Tuesday, October 23, 2007

Some detail on the IPCC's sordid past

Check out these articles by Frederick Seitz.

Excerpts:
This IPCC report, like all others, is held in such high regard largely because it has been peer-reviewed. That is, it has been read, discussed, modified and approved by an international body of experts. These scientists have laid their reputations on the line. But this report is not what it appears to be--it is not the version that was approved by the contributing scientists listed on the title page. In my more than 60 years as a member of the American scientific community, including service as president of both the National Academy of Sciences and the American Physical Society, I have never witnessed a more disturbing corruption of the peer-review process than the events that led to this IPCC report.

A comparison between the report approved by the contributing scientists and the published version reveals that key changes were made after the scientists had met and accepted what they thought was the final peer-reviewed version. The scientists were assuming that the IPCC would obey the IPCC Rules--a body of regulations that is supposed to govern the panel's actions. Nothing in the IPCC Rules permits anyone to change a scientific report after it has been accepted by the panel of scientific contributors and the full IPCC.

The participating scientists accepted "The Science of Climate Change" in Madrid last November; the full IPCC accepted it the following month in Rome. But more than 15 sections in Chapter 8 of the report--the key chapter setting out the scientific evidence for and against a human influence over climate--were changed or deleted after the scientists charged with examining this question had accepted the supposedly final text.

Few of these changes were merely cosmetic; nearly all worked to remove hints of the skepticism with which many scientists regard claims that human activities are having a major impact on climate in general and on global warming in particular.

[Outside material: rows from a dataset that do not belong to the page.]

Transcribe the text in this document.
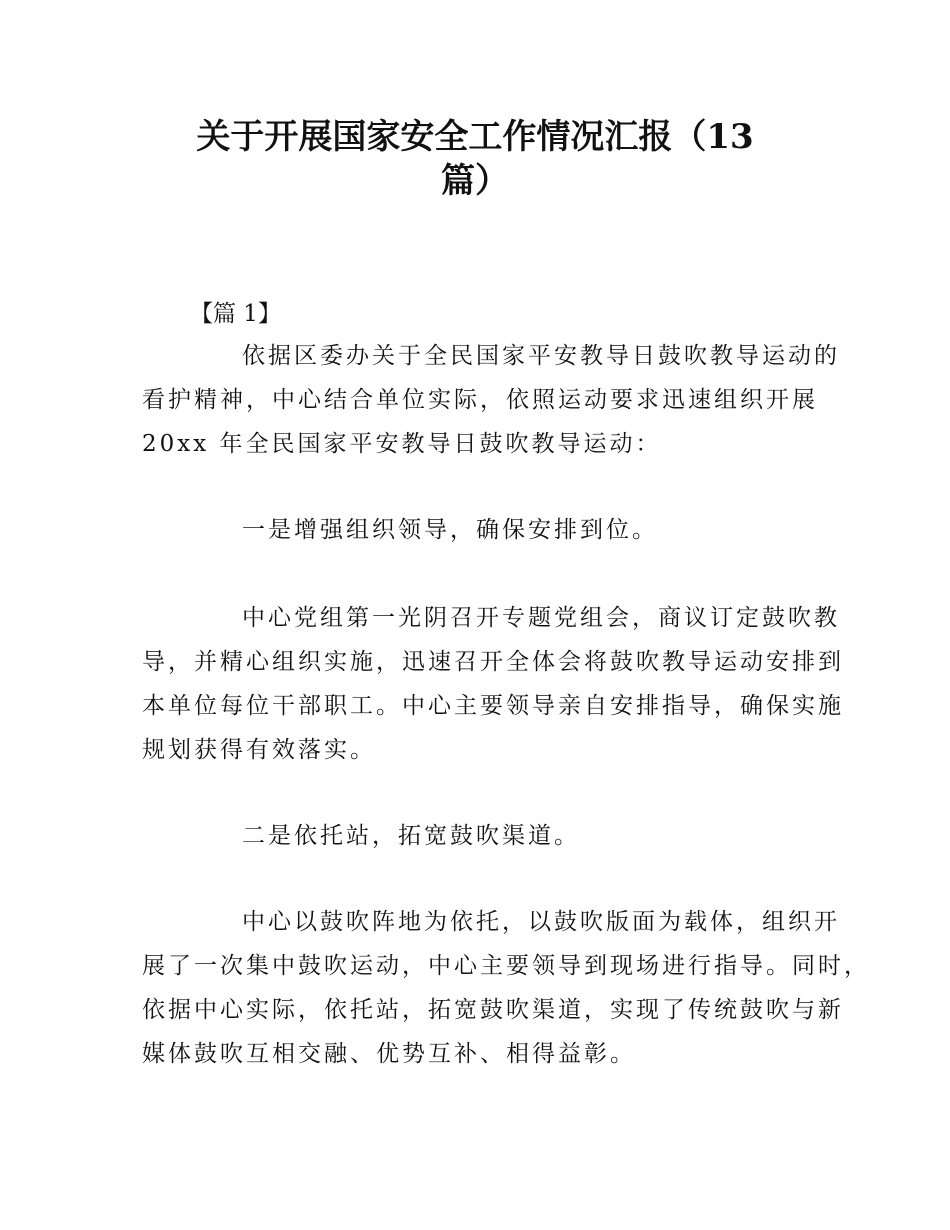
关于开展国家安全工作情况汇报（13
篇）

【篇 1】

依据区委办关于全民国家平安教导日鼓吹教导运动的
看护精神，中心结合单位实际，依照运动要求迅速组织开展
20xx 年全民国家平安教导日鼓吹教导运动：
一是增强组织领导，确保安排到位。
中心党组第一光阴召开专题党组会，商议订定鼓吹教
导，并精心组织实施，迅速召开全体会将鼓吹教导运动安排到
本单位每位干部职工。中心主要领导亲自安排指导，确保实施
规划获得有效落实。
二是依托站，拓宽鼓吹渠道。
中心以鼓吹阵地为依托，以鼓吹版面为载体，组织开
展了一次集中鼓吹运动，中心主要领导到现场进行指导。同时，
依据中心实际，依托站，拓宽鼓吹渠道，实现了传统鼓吹与新
媒体鼓吹互相交融、优势互补、相得益彰。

The following passages are examples of those included in the approved report but deleted from the supposedly peer-reviewed published version:

* "None of the studies cited above has shown clear evidence that we can attribute the observed [climate] changes to the specific cause of increases in greenhouse gases."

* "No study to date has positively attributed all or part [of the climate change observed to date] to anthropogenic [man-made] causes."

* "Any claims of positive detection of significant climate change are likely to remain controversial until uncertainties in the total natural variability of the climate system are reduced."

...

The IPCC summary itself, a political document, is economical with the truth: It has problems with selective presentation of facts, not the least of which is that it totally ignores global temperature data gathered by weather satellites, which contradict the results of models used to predict a substantial future warming. It seems to me that IPCC officials, having failed to validate the current climate models, are now desperately grasping at straws to buttress their (rather feeble) conclusion that "the balance of evidence suggests a discernible human influence on climate." In this crusade to provide a scientific cover for political action, they are misusing the work of respected scientists who never made extravagant claims about future warming.